Enfin, c’est la question de la fiscalité dans les outre-mer. En effet, en France métropolitaine, le rapport entre la fiscalité directe et la fiscalité indirecte s’établit autour de 80 % pour la première contre 20 % pour la seconde. La proportion est quasi inversée pour les outre-mer. Autrement dit : la fiscalité indirecte, donc celle payée par l’ensemble des consommateurs, est plus importante outre-mer qu’en France hexagonale.

Il y a là une aberration consternante : dans l’ensemble des outre-mer, le taux de pauvreté et le taux de chômage sont supérieurs aux taux de France métropolitaine. Et ce sont tous les ménages qui paient l’octroi de mer.

La question d’une révision de la fiscalité locale s’impose donc. C’est aussi l’avis du président de la Cour des comptes qui parlait récemment des « bases fragiles » sur lesquelles reposaient les finances des collectivités réunionnaises. Le chantier de la réforme de la fiscalité – notamment outre-mer – doit obligatoirement et rapidement être ouvert.

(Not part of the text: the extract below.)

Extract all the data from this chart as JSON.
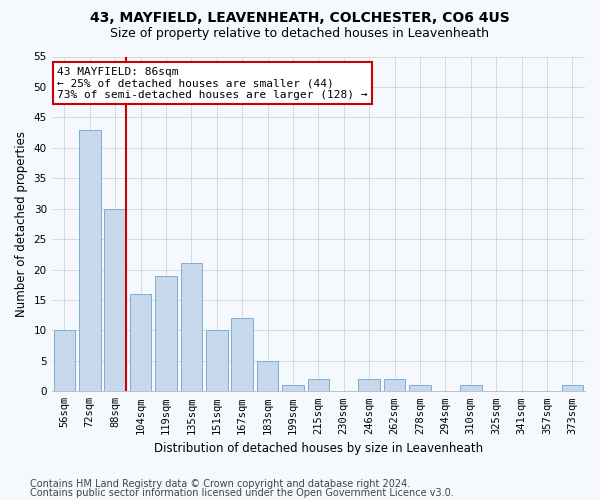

Bien évidemment, dans la concertation la plus large.

Repenser toute la fiscalité

C’était le sens de l’amendement déposé par le Sénateur Vergès. La pertinence de cet amendement a été soulignée tant par la ministre des outre-mer que le rapporteur du texte : ils suggéraient que le travail de réflexion sur la création d’une nouvelle taxe pour certains outre-mer puisse se réaliser « en interne », c’est-à-dire par la délégation aux outre-mer. Quant à la ministre des outre-mer, elle a pris l’engagement « de travailler sur cette question ».

Cette remise à plat de la fiscalité est une chose. Mais il convient également de tout repenser. Le président de la Cour des comptes évoquait aussi la refonte du système de sur rémunérations : redéployer en crédits les sommes versées par l’État sous forme de salaires, ces sommes devant rester sur place.

Aujourd’hui, il est donc temps de faire un vrai bilan de l’octroi de mer et de prendre une décision politique, afin d’éviter de vivre pendant des années avec une épée de Damoclès au-dessus de la tête, dans l’attente du renouvellement – ou du non renouvellement – de dispositifs spécifiques.

C’est donc la question du développement et de l’avenir des outre-mer qu’il faut poser. Le temps est compté pour élaborer les pistes d’un vrai développement.